Simulated Author's Rebuttal

2 responses · 0 unresolved

We thank the referee for the constructive feedback. We address the two major comments below and will revise the manuscript accordingly to improve clarity and support for the central claims.

read point-by-point responses
  1. Referee: [Abstract] Abstract, final paragraph: the claim that the density-consistency constraint 'keeps the 2D appearance qualitatively similar while the geometry is reshaped' is load-bearing for attributing the 74.4% preference gain to geometry rather than correlated appearance shifts, yet no geometry-specific verification (multi-view depth/normal consistency, surface-normal variance, or rendered depth-map comparisons) is described; the moderate FID rise alone does not rule out appearance leakage.

    Authors: We agree that the abstract's claim would be strengthened by explicit geometry-specific metrics beyond FID. The density-consistency constraint operates directly on the σ-field to limit appearance drift, but the current manuscript does not report multi-view depth or normal consistency checks. In revision we will add quantitative comparisons of rendered depth maps and surface normals across views in the experiments section, and update the abstract to reference these results. This directly addresses the concern about potential appearance leakage. revision: yes

  2. Referee: [Abstract] Abstract: the 74.4% pairwise preference result is presented without any description of the reward-model architecture, training procedure, number of preference samples, statistical testing, or how single-annotator labels were collected and validated; these omissions make the central user-study claim impossible to assess for robustness.

    Authors: The abstract summarizes the result as a single-annotator proof of concept. The full manuscript describes the reward model (a lightweight MLP reading σ values), the collection of preference pairs, and the training procedure in Section 3. However, we acknowledge that the abstract itself lacks these specifics and that statistical testing details (e.g., binomial test p-value) are not highlighted. We will expand the abstract with a concise description of the reward model, sample count, and validation approach, and ensure the main text includes explicit statistical analysis of the 74.4% win rate. revision: yes

Circularity Check

0 steps flagged

No circularity: empirical fine-tuning with external human evaluation

full rationale

The paper describes an empirical RLHF-style fine-tuning procedure on a pretrained EG3D model, using a reward derived from human preference samples over NeRF density values and a density-consistency constraint.

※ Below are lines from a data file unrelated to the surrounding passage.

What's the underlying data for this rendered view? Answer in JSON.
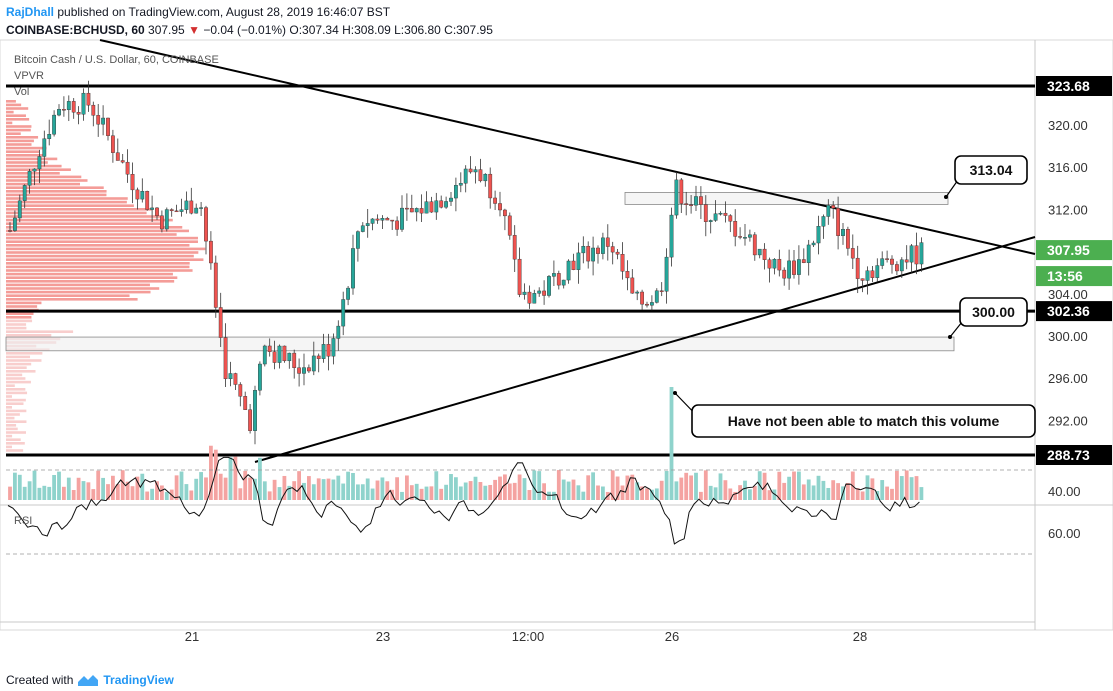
{
  "header": {
    "author": "RajDhall",
    "published": "published on TradingView.com, August 28, 2019 16:46:07 BST",
    "symbol": "COINBASE:BCHUSD, 60",
    "last": "307.95",
    "change": "−0.04 (−0.01%)",
    "ohlc": "O:307.34 H:308.09 L:306.80 C:307.95"
  },
  "legend": {
    "title": "Bitcoin Cash / U.S. Dollar, 60, COINBASE",
    "vpvr": "VPVR",
    "vol": "Vol",
    "rsi": "RSI"
  },
  "footer": {
    "created": "Created with",
    "brand": "TradingView"
  },
  "colors": {
    "up": "#26a69a",
    "down": "#ef5350",
    "vol_up": "#8fd3cc",
    "vol_down": "#f4a3a1",
    "vpvr": "#f28b86"
  },
  "chart_data": {
    "type": "candlestick",
    "title": "Bitcoin Cash / U.S. Dollar, 60, COINBASE",
    "ylim": [
      286,
      327
    ],
    "y_ticks": [
      "320.00",
      "316.00",
      "312.00",
      "304.00",
      "300.00",
      "296.00",
      "292.00"
    ],
    "x_ticks": [
      "21",
      "23",
      "12:00",
      "26",
      "28"
    ],
    "price_tags": [
      "323.68",
      "307.95",
      "13:56",
      "302.36",
      "288.73"
    ],
    "rsi": {
      "ylim": [
        20,
        70
      ],
      "ticks": [
        "60.00",
        "40.00"
      ],
      "levels": [
        70,
        30
      ]
    },
    "horizontal_levels": [
      323.68,
      302.36,
      288.73
    ],
    "zones": [
      {
        "from": 312.8,
        "to": 313.6
      },
      {
        "from": 298.6,
        "to": 299.9
      }
    ],
    "annotations": [
      {
        "text": "313.04"
      },
      {
        "text": "300.00"
      },
      {
        "text": "Have not been able to match this volume"
      }
    ]
  }
}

Performance is assessed via external user pairwise comparisons (74.4% preference) and FID metric. No equations, derivations, fitted parameters renamed as predictions, or self-citation chains are present in the provided text. The central claim reduces to measured outcomes against independent human judgments rather than any internal reduction to inputs.

Axiom & Free-Parameter Ledger

0 free parameters · 0 axioms · 0 invented entities

Abstract supplies no explicit free parameters, axioms, or invented entities; the reward model and density-consistency constraint are treated as black-box components whose internal structure is not described.